At the same time, we recognize that in spite of fairly drastic changes in approaches to teaching a second language in general (e.g., ACTFL 2012), classroom pronunciation instruction techniques have remained somewhat stagnant (e.g., Foote, Holtby and Derwing 2011), especially at the lowest levels of language instruction. As a result, there is, generally speaking, less research regarding the effects of using newer technologies in teaching pronunciation. This study adds to the relatively limited work carried out thus far to explore the use of acoustic analysis and visualization tools in this setting. Although most frequently used in the teaching of intonation (e.g., Chun 1998), other researcher have explored the incorporation of tools like Praat (www.praat.org) into language lesson planning. Both Lord (2005) and Olson (2014a, 2014b), for example, have documented positive outcomes of incorporating what Olsen calls a ‘visual feedback paradigm’ in language classes.
With this in mind, then, the present study explored if and how supplementing a beginning Spanish class with explicit pronunciation instruction can benefit the acquisition of L2 phonology.

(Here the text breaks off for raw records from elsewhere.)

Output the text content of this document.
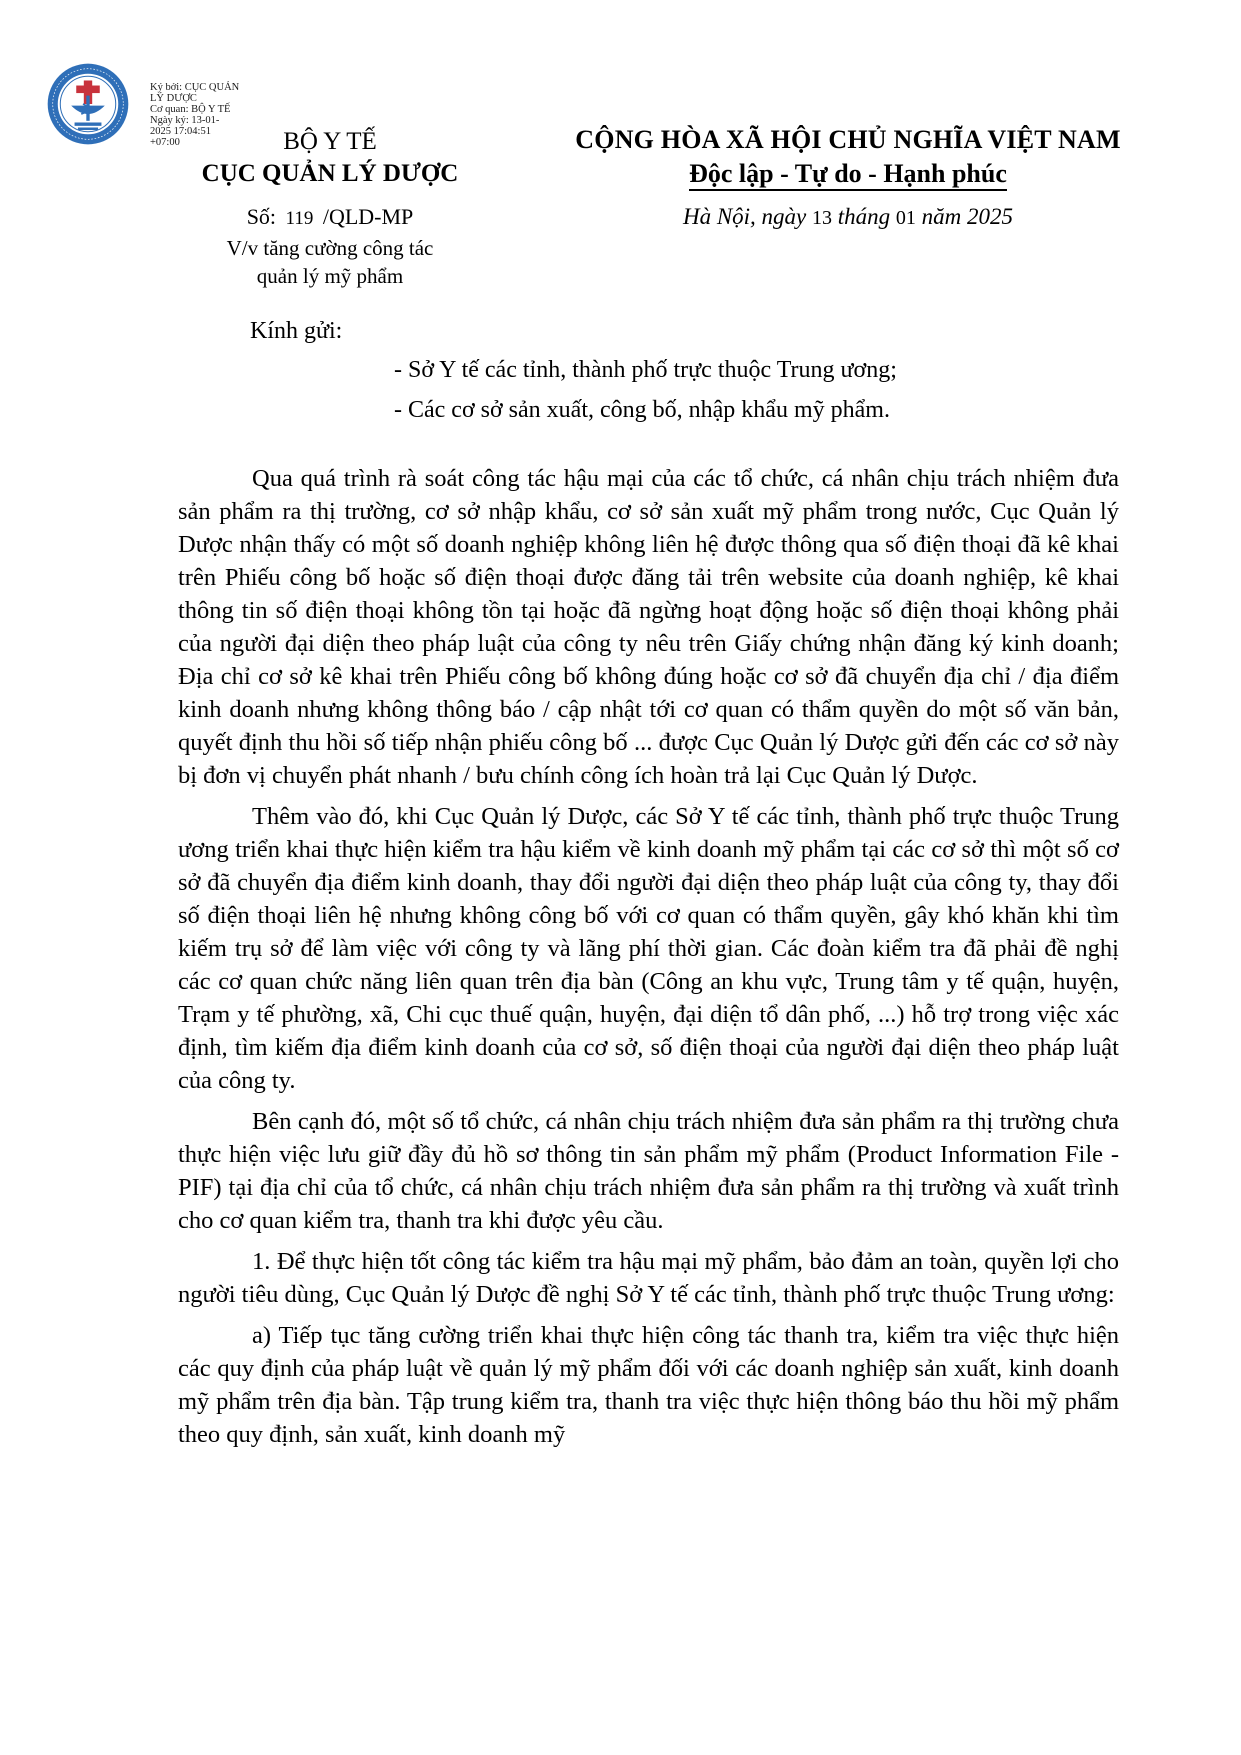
Ký bởi: CỤC QUẢN
LÝ DƯỢC
Cơ quan: BỘ Y TẾ
Ngày ký: 13-01-
2025 17:04:51
+07:00	BỘ Y TẾ
CỤC QUẢN LÝ DƯỢC
Số: 119 /QLD-MP
V/v tăng cường công tác
quản lý mỹ phẩm
CỘNG HÒA XÃ HỘI CHỦ NGHĨA VIỆT NAM
Độc lập - Tự do - Hạnh phúc
Hà Nội, ngày 13 tháng 01 năm 2025
Kính gửi:
- Sở Y tế các tỉnh, thành phố trực thuộc Trung ương;
- Các cơ sở sản xuất, công bố, nhập khẩu mỹ phẩm.

Qua quá trình rà soát công tác hậu mại của các tổ chức, cá nhân chịu trách nhiệm đưa sản phẩm ra thị trường, cơ sở nhập khẩu, cơ sở sản xuất mỹ phẩm trong nước, Cục Quản lý Dược nhận thấy có một số doanh nghiệp không liên hệ được thông qua số điện thoại đã kê khai trên Phiếu công bố hoặc số điện thoại được đăng tải trên website của doanh nghiệp, kê khai thông tin số điện thoại không tồn tại hoặc đã ngừng hoạt động hoặc số điện thoại không phải của người đại diện theo pháp luật của công ty nêu trên Giấy chứng nhận đăng ký kinh doanh; Địa chỉ cơ sở kê khai trên Phiếu công bố không đúng hoặc cơ sở đã chuyển địa chỉ / địa điểm kinh doanh nhưng không thông báo / cập nhật tới cơ quan có thẩm quyền do một số văn bản, quyết định thu hồi số tiếp nhận phiếu công bố ... được Cục Quản lý Dược gửi đến các cơ sở này bị đơn vị chuyển phát nhanh / bưu chính công ích hoàn trả lại Cục Quản lý Dược.

Thêm vào đó, khi Cục Quản lý Dược, các Sở Y tế các tỉnh, thành phố trực thuộc Trung ương triển khai thực hiện kiểm tra hậu kiểm về kinh doanh mỹ phẩm tại các cơ sở thì một số cơ sở đã chuyển địa điểm kinh doanh, thay đổi người đại diện theo pháp luật của công ty, thay đổi số điện thoại liên hệ nhưng không công bố với cơ quan có thẩm quyền, gây khó khăn khi tìm kiếm trụ sở để làm việc với công ty và lãng phí thời gian. Các đoàn kiểm tra đã phải đề nghị các cơ quan chức năng liên quan trên địa bàn (Công an khu vực, Trung tâm y tế quận, huyện, Trạm y tế phường, xã, Chi cục thuế quận, huyện, đại diện tổ dân phố, ...) hỗ trợ trong việc xác định, tìm kiếm địa điểm kinh doanh của cơ sở, số điện thoại của người đại diện theo pháp luật của công ty.

Bên cạnh đó, một số tổ chức, cá nhân chịu trách nhiệm đưa sản phẩm ra thị trường chưa thực hiện việc lưu giữ đầy đủ hồ sơ thông tin sản phẩm mỹ phẩm (Product Information File - PIF) tại địa chỉ của tổ chức, cá nhân chịu trách nhiệm đưa sản phẩm ra thị trường và xuất trình cho cơ quan kiểm tra, thanh tra khi được yêu cầu.

1. Để thực hiện tốt công tác kiểm tra hậu mại mỹ phẩm, bảo đảm an toàn, quyền lợi cho người tiêu dùng, Cục Quản lý Dược đề nghị Sở Y tế các tỉnh, thành phố trực thuộc Trung ương:

a) Tiếp tục tăng cường triển khai thực hiện công tác thanh tra, kiểm tra việc thực hiện các quy định của pháp luật về quản lý mỹ phẩm đối với các doanh nghiệp sản xuất, kinh doanh mỹ phẩm trên địa bàn. Tập trung kiểm tra, thanh tra việc thực hiện thông báo thu hồi mỹ phẩm theo quy định, sản xuất, kinh doanh mỹ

In particular, we looked at the voiced alveolar trill /r/, given its salience in Spanish and its noted difficulty for English-speaking learners. Participants were two intact classes of Beginning Spanish 1, with one section serving as the experimental group and the other as the control. Instruction for the experimental group focused on the type of visual feedback that Olson and Lord have found to be beneficial, with students recording and then carrying out audio and visual analyses of their speech on different occasions throughout the semester. In addition to examining the development of the participants’ pronunciation of the /r/, we also examined their attitudes towards L2 pronunciation and their perceptions of the instructional approaches. Learner data was also compared to a native speaker control group, given the wide variety of realizations of /r/ (e.g., Hammond 1999).
Preliminary results confirm that the trill /r/ is a problematic sound for English speakers to acquire (e.g., Face 2006; Gonzalez-Bueno 2005; Rose 2010; Weech 2009), and that even explicit instruction does not yield full acquisition (or, at least, production) of the standard trill in expected contexts. However, the experimental group shows trends toward greater accuracy in their production of the sound, as well as positive responses to the inclusion of explicit instruction and the methods used. We will discuss these findings in light of current approaches to classroom language teaching, and will offer suggestions for future incorporation of explicit pronunciation instruction.